The City of Miami, concerned that loitering homeless people are stunting downtown growth, will go to federal court in an attempt to undo major provisions of a historic legal agreement that for 15 years has protected the homeless from undue arrest and harassment by police.
Miami commissioners voted unanimously on Tuesday to petition the courts to alter a landmark settlement in the 1988 Pottinger v. Miami case, in which 5,000 homeless people and the American Civil Liberties Union sued the city, contending that the police practice of sweeping them off the streets and dumping their belongings for loitering, sleeping on sidewalks or other minor offenses was unconstitutional.

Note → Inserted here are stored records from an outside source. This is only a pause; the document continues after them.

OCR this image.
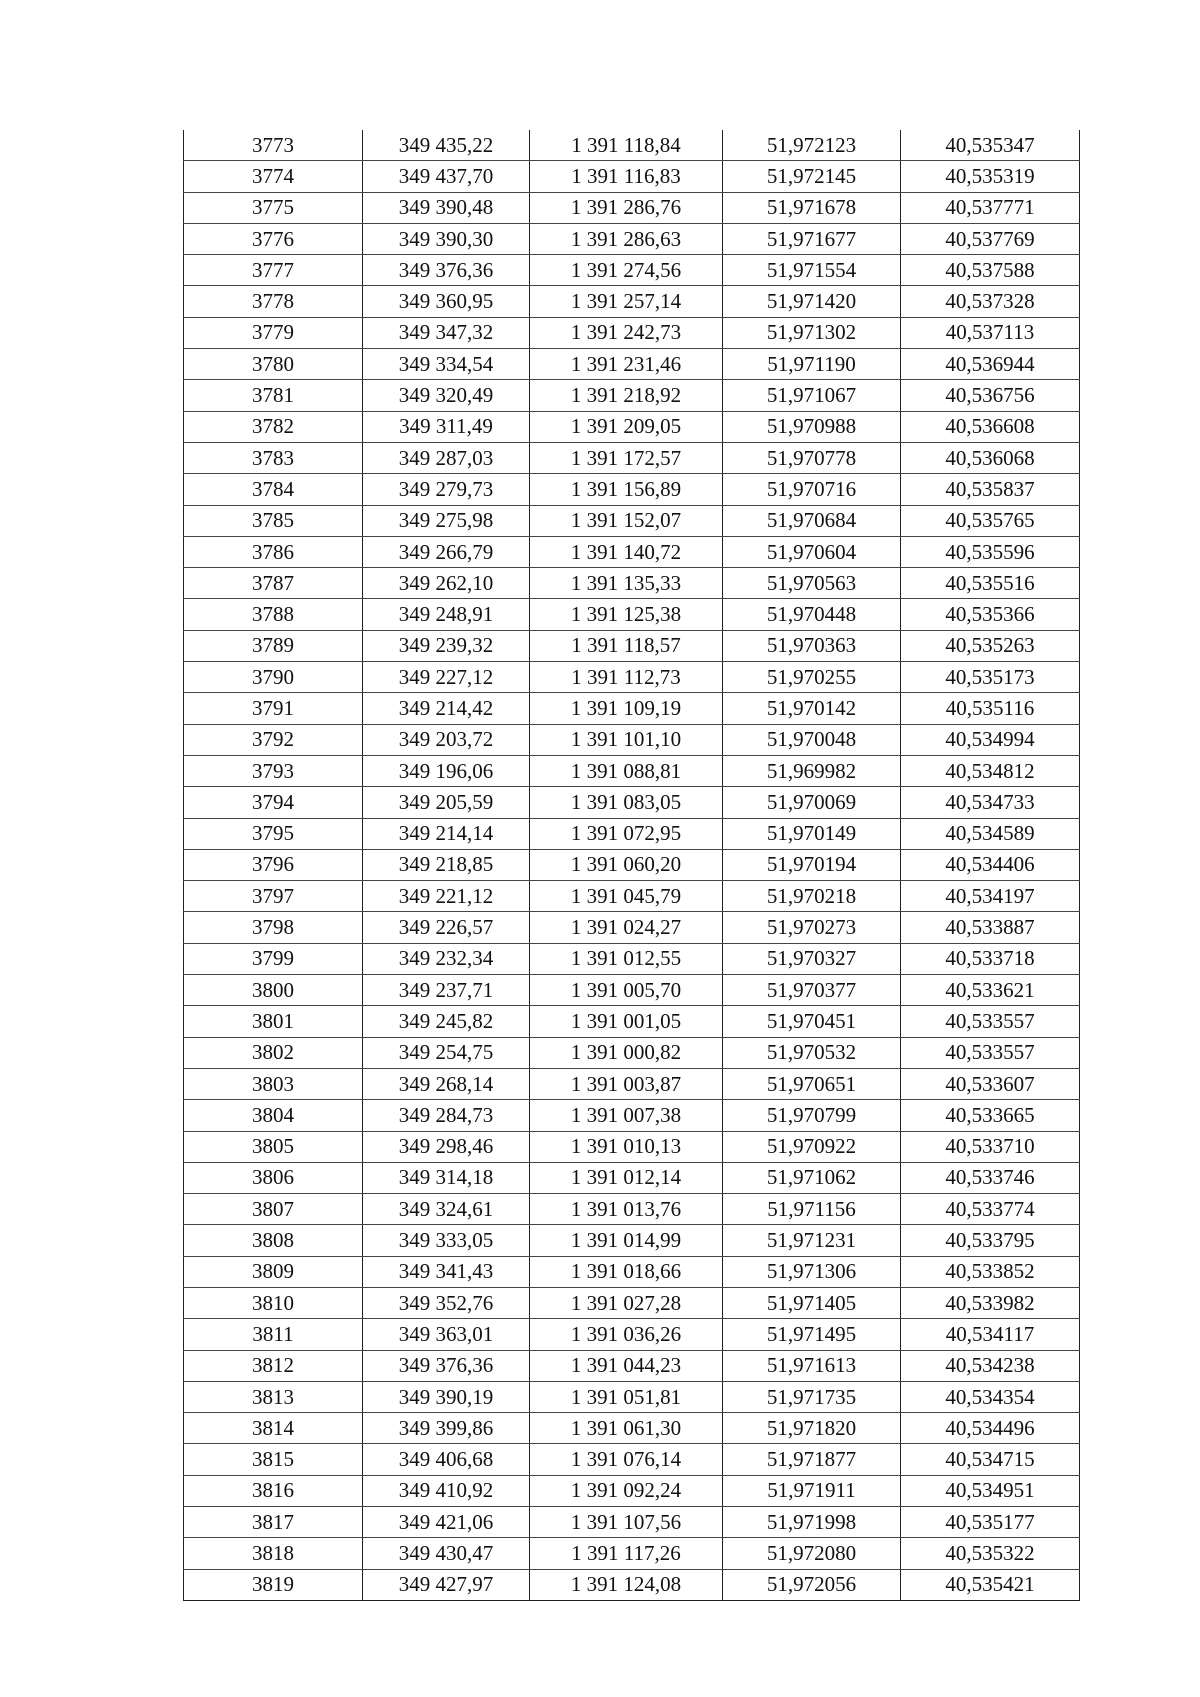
3773	349 435,22	1 391 118,84	51,972123	40,535347
3774	349 437,70	1 391 116,83	51,972145	40,535319
3775	349 390,48	1 391 286,76	51,971678	40,537771
3776	349 390,30	1 391 286,63	51,971677	40,537769
3777	349 376,36	1 391 274,56	51,971554	40,537588
3778	349 360,95	1 391 257,14	51,971420	40,537328
3779	349 347,32	1 391 242,73	51,971302	40,537113
3780	349 334,54	1 391 231,46	51,971190	40,536944
3781	349 320,49	1 391 218,92	51,971067	40,536756
3782	349 311,49	1 391 209,05	51,970988	40,536608
3783	349 287,03	1 391 172,57	51,970778	40,536068
3784	349 279,73	1 391 156,89	51,970716	40,535837
3785	349 275,98	1 391 152,07	51,970684	40,535765
3786	349 266,79	1 391 140,72	51,970604	40,535596
3787	349 262,10	1 391 135,33	51,970563	40,535516
3788	349 248,91	1 391 125,38	51,970448	40,535366
3789	349 239,32	1 391 118,57	51,970363	40,535263
3790	349 227,12	1 391 112,73	51,970255	40,535173
3791	349 214,42	1 391 109,19	51,970142	40,535116
3792	349 203,72	1 391 101,10	51,970048	40,534994
3793	349 196,06	1 391 088,81	51,969982	40,534812
3794	349 205,59	1 391 083,05	51,970069	40,534733
3795	349 214,14	1 391 072,95	51,970149	40,534589
3796	349 218,85	1 391 060,20	51,970194	40,534406
3797	349 221,12	1 391 045,79	51,970218	40,534197
3798	349 226,57	1 391 024,27	51,970273	40,533887
3799	349 232,34	1 391 012,55	51,970327	40,533718
3800	349 237,71	1 391 005,70	51,970377	40,533621
3801	349 245,82	1 391 001,05	51,970451	40,533557
3802	349 254,75	1 391 000,82	51,970532	40,533557
3803	349 268,14	1 391 003,87	51,970651	40,533607
3804	349 284,73	1 391 007,38	51,970799	40,533665
3805	349 298,46	1 391 010,13	51,970922	40,533710
3806	349 314,18	1 391 012,14	51,971062	40,533746
3807	349 324,61	1 391 013,76	51,971156	40,533774
3808	349 333,05	1 391 014,99	51,971231	40,533795
3809	349 341,43	1 391 018,66	51,971306	40,533852
3810	349 352,76	1 391 027,28	51,971405	40,533982
3811	349 363,01	1 391 036,26	51,971495	40,534117
3812	349 376,36	1 391 044,23	51,971613	40,534238
3813	349 390,19	1 391 051,81	51,971735	40,534354
3814	349 399,86	1 391 061,30	51,971820	40,534496
3815	349 406,68	1 391 076,14	51,971877	40,534715
3816	349 410,92	1 391 092,24	51,971911	40,534951
3817	349 421,06	1 391 107,56	51,971998	40,535177
3818	349 430,47	1 391 117,26	51,972080	40,535322
3819	349 427,97	1 391 124,08	51,972056	40,535421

The case, settled by consent decree in 1998, led to a significant expansion of public services to the homeless that has been held up as a national model. The settlement also bars Miami police from arresting homeless people for such “involuntary, harmless acts’’ without first offering them an available bed in a shelter.

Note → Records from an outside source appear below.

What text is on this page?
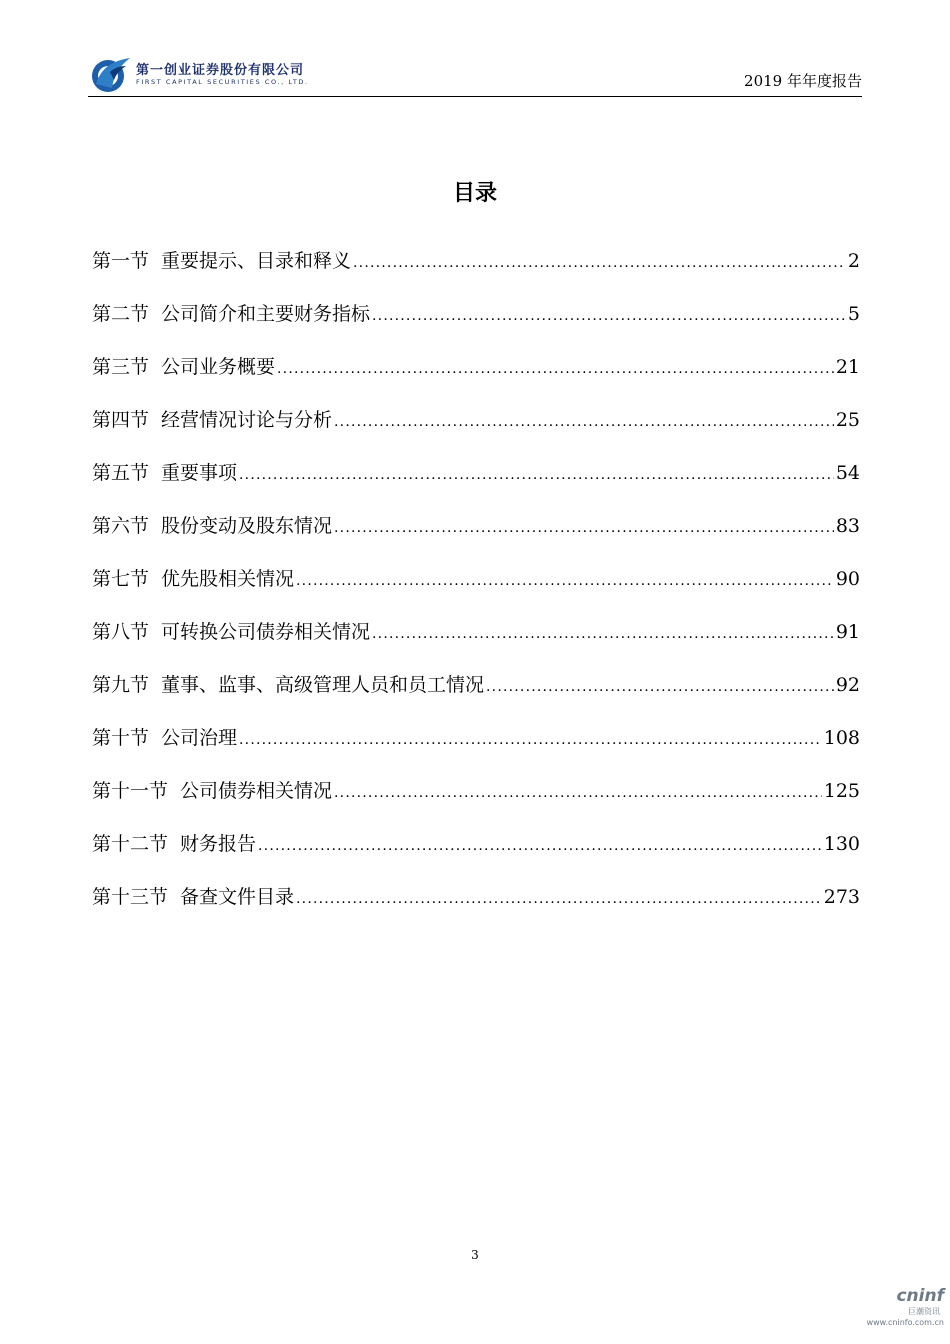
第一创业证券股份有限公司
FIRST CAPITAL SECURITIES CO., LTD.	2019 年年度报告
目录
第一节 重要提示、目录和释义 .....	2
第二节 公司简介和主要财务指标 .....	5
第三节 公司业务概要 .....	21
第四节 经营情况讨论与分析 .....	25
第五节 重要事项 .....	54
第六节 股份变动及股东情况 .....	83
第七节 优先股相关情况 .....	90
第八节 可转换公司债券相关情况 .....	91
第九节 董事、监事、高级管理人员和员工情况 .....	92
第十节 公司治理 .....	108
第十一节 公司债券相关情况 .....	125
第十二节 财务报告 .....	130
第十三节 备查文件目录 .....	273
3
cninf
巨潮资讯
www.cninfo.com.cn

Under the resolution adopted Thursday, which drew little to no public attention before the commission meeting, the city will hire an outside attorney to ask a federal judge to grant police greater latitude to detain homeless people and seize and dispose of their belongings. The city will also ask the judge to exclude sexual predators from the Pottinger settlement’s protections.

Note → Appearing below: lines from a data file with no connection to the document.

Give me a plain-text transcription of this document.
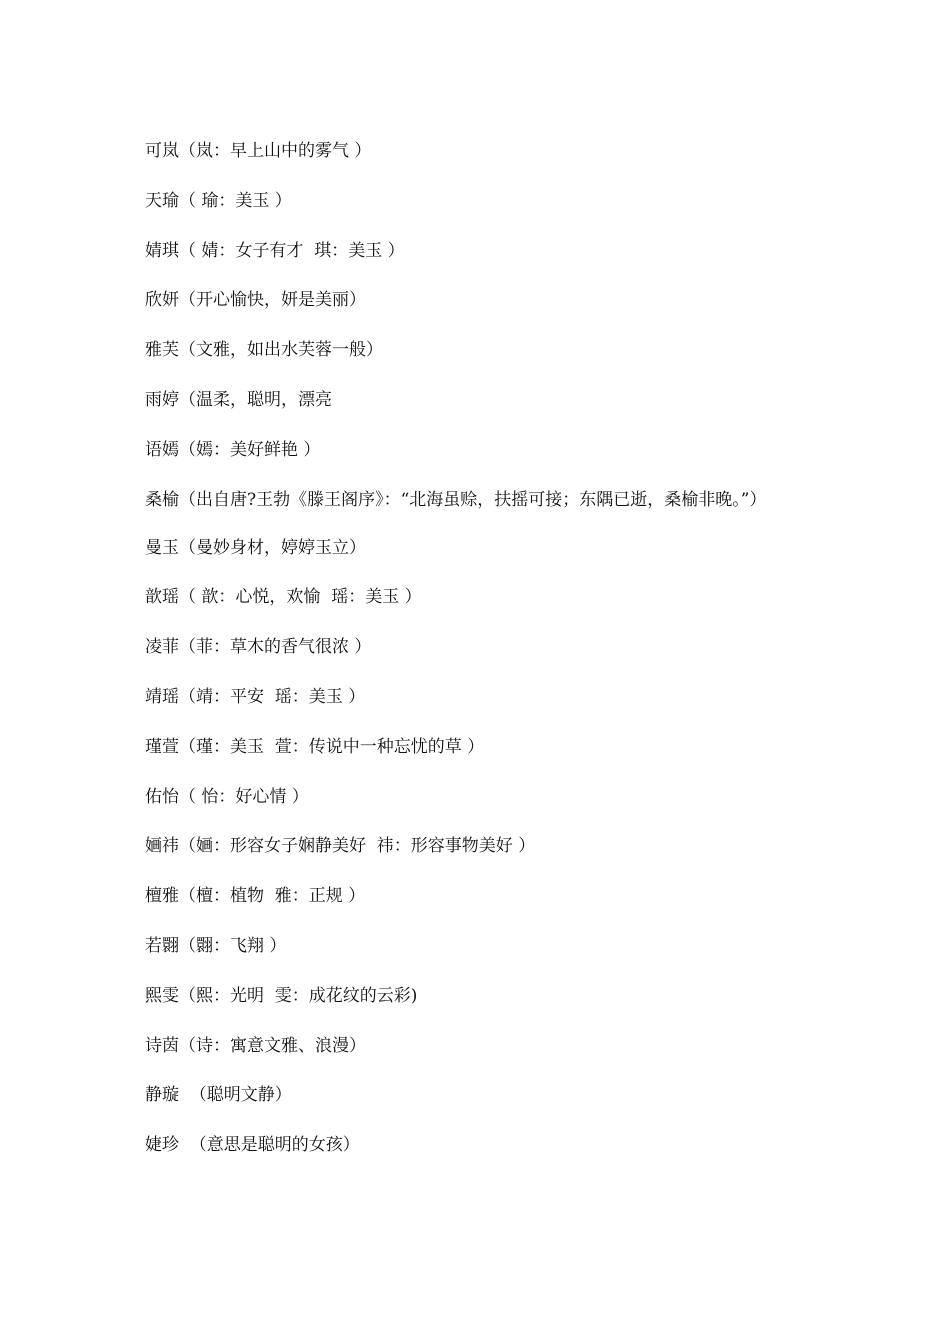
可岚（岚：早上山中的雾气 ）
天瑜（ 瑜：美玉 ）
婧琪（ 婧：女子有才  琪：美玉 ）
欣妍（开心愉快，妍是美丽）
雅芙（文雅，如出水芙蓉一般）
雨婷（温柔，聪明，漂亮
语嫣（嫣：美好鲜艳 ）
桑榆（出自唐?王勃《滕王阁序》：“北海虽赊，扶摇可接；东隅已逝，桑榆非晚。”）
曼玉（曼妙身材，婷婷玉立）
歆瑶（ 歆：心悦，欢愉  瑶：美玉 ）
凌菲（菲：草木的香气很浓 ）
靖瑶（靖：平安  瑶：美玉 ）
瑾萱（瑾：美玉  萱：传说中一种忘忧的草 ）
佑怡（ 怡：好心情 ）
婳祎（婳：形容女子娴静美好  祎：形容事物美好 ）
檀雅（檀：植物  雅：正规 ）
若翾（翾：飞翔 ）
熙雯（熙：光明  雯：成花纹的云彩)
诗茵（诗：寓意文雅、浪漫）
静璇  （聪明文静）
婕珍  （意思是聪明的女孩）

The effort has been spearheaded by the city’s semi-autonomous Downtown Development Authority, which is tasked with helping the city’s downtown businesses grow. Attorney Jay Solowsky, working with the DDA on a pro bono basis, told commissioners that homelessness is “the single most significant issue we are facing downtown.” Marc Sarnoff, chairman of the city commission and the DDA, works in Solowsky’s office.The city move comes as new downtown condos have attracted tens of thousands of residents, with dozens more residential towers now in development.